Finalmente, faz parte da minha natureza nascer de novo. É uma coisa horrível renascer de novo para muitas pessoas, porque ao longo de suas vidas elas sofreram tanto que desejariam nunca renascer. Às vezes comemoramos nosso aniversário, mas há aqueles que têm muito medo de nascer novamente. Você quer viver para sempre? Você pode suportar a idéia de ter de viver para sempre? É muito assustador não poder morrer. Às vezes estamos tão cansados, sofremos tanto, que achamos que morrer é o único jeito de nos libertarmos. Às vezes sofremos por causa de alguma doença. Não podemos comer por conta própria, não podemos andar, e várias pessoas precisam nos ajudar. Ficamos completamente inúteis nessa vida e ainda assim estamos condenados a viver para sempre.
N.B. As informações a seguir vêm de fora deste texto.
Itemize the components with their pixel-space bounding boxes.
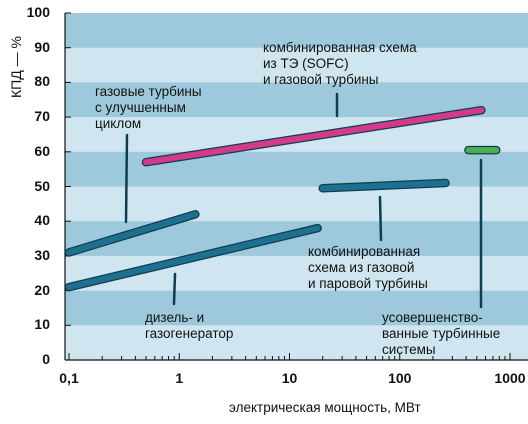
x-tick-label: 10 [281, 370, 298, 386]
x-tick-label: 1000 [494, 370, 526, 386]
leader-line-0 [124, 133, 129, 224]
y-tick-label: 40 [34, 212, 50, 229]
y-tick-label: 70 [34, 108, 50, 125]
y-tick-label: 60 [34, 142, 50, 159]
band-3 [65, 221, 528, 256]
band-1 [65, 290, 528, 326]
y-tick-label: 50 [34, 177, 50, 194]
label-gas-steam-combined: комбинированная схема из газовой и паров… [308, 244, 428, 291]
y-tick-label: 10 [34, 316, 50, 333]
band-9 [65, 13, 528, 48]
y-tick-label: 30 [34, 246, 50, 263]
label-advanced-turbine-systems: усовершенство- ванные турбинные системы [382, 310, 501, 357]
series-line-1 [66, 225, 321, 291]
band-5 [65, 151, 528, 187]
y-tick-label: 90 [34, 38, 50, 55]
label-diesel-gas-generator: дизель- и газогенератор [145, 310, 234, 341]
y-tick-label: 100 [26, 4, 50, 20]
y-tick-label: 20 [34, 281, 50, 298]
series-line-0 [66, 211, 199, 256]
series-line-3 [319, 180, 449, 192]
x-tick-label: 1 [175, 370, 184, 386]
x-tick-label: 0,1 [59, 370, 79, 386]
series-line-2 [143, 107, 485, 166]
label-sofc-gas-turbine: комбинированная схема из ТЭ (SOFC) и газ… [263, 40, 417, 87]
y-tick-label: 0 [42, 351, 50, 367]
leader-line-3 [378, 195, 383, 242]
y-tick-label: 80 [34, 73, 50, 90]
label-gas-turbines-improved: газовые турбины с улучшенным циклом [95, 84, 202, 131]
leader-line-1 [172, 272, 177, 306]
x-axis-label: электрическая мощность, МВт [229, 400, 421, 415]
x-tick-label: 100 [388, 370, 412, 386]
Se alguém chega e diz “Se você quer viver, viver para sempre, venha cá, assine aqui”, acho que você vai ficar assustado. É um tipo de sentença, a mais assustadora. Você é atingido pela doença de ter nascido. Porque nascer significa ter que passar por muita coisa de novo. Você terá de passar de novo por aquilo que já passou. Depois que morrer, você renascerá para fazer a mesma coisa. Muito assustador.

Mas essas quatro doenças – nascimento, envelhecimento, doença e morte – podem ser superados, apenas pela prática do olhar profundamente. A escritura chamada Sutra do Coração é um instrumento para você praticar. Se você praticar, se tiver o privilégio de praticar o Sutra do Coração, chegará o dia em que você será capaz de atingir o mundo do não-renascimento e da não-morte. “Ouça, Shariputra, as coisas são em si mesmas vazias, nada é criado, nada morre. Não há vinda, não há ida, não há ser, não há não-ser.” Isto é o dedo apontando para o mundo, para o mundo do não-nascimento e da não-morte. Se você souber praticar e alcançar o mundo do não-nascimento e da não-morte, então você supera o medo dessas quatro doenças – nascimento, doença, envelhecimento e morte. Seu coração, sua compreensão, se torna tão imensa, que, ao olhar para o que se chama nascimento, morte, doença, envelhecimento, você apenas sorri. Não tem medo algum.

Suponha que exista uma onda, que vive sua vida como uma onda. Há um momento em que a onda nasce, um momento em que a onda atinge seu ponto máximo, um momento em que começa a descer, e um momento em que ela desaparece na superfície do oceano. A onda está tão ocupada, prestando atenção às aparências exteriores, que nunca foi capaz de perceber sua verdadeira essência, que é a água. Sim, em se tratando de uma onda existe nascimento, morte, alto, baixo, mais belo, menos belo. Mas em se tratando da água, não há nascimento, não há morte, nem alto, nem baixo, nem ser, nem não-ser. Se a onda for capaz de perceber sua natureza como água, ela superará todo medo, todo sofrimento causado pela idéia de nascimento, morte, alto, baixo, feio, bonito.

O único meio é praticar o olhar profundamente, ter o insight. Daí, o sofrimento, mesmo que esteja lá, venha ele da sociedade, de seus pais, de seus filhos, de alguns amigos, da guerra, da doença, se você obtiver o conhecimento, se obtiver o insight, se seu coração se tornar incomensurável, você pode alcançar a verdadeira natureza do não-nascimento e não-morte, pode facilmente abraçar todas essas formas de sofrimento. E você não tem de sofrer. Este é o ensinamento de shanti paramita.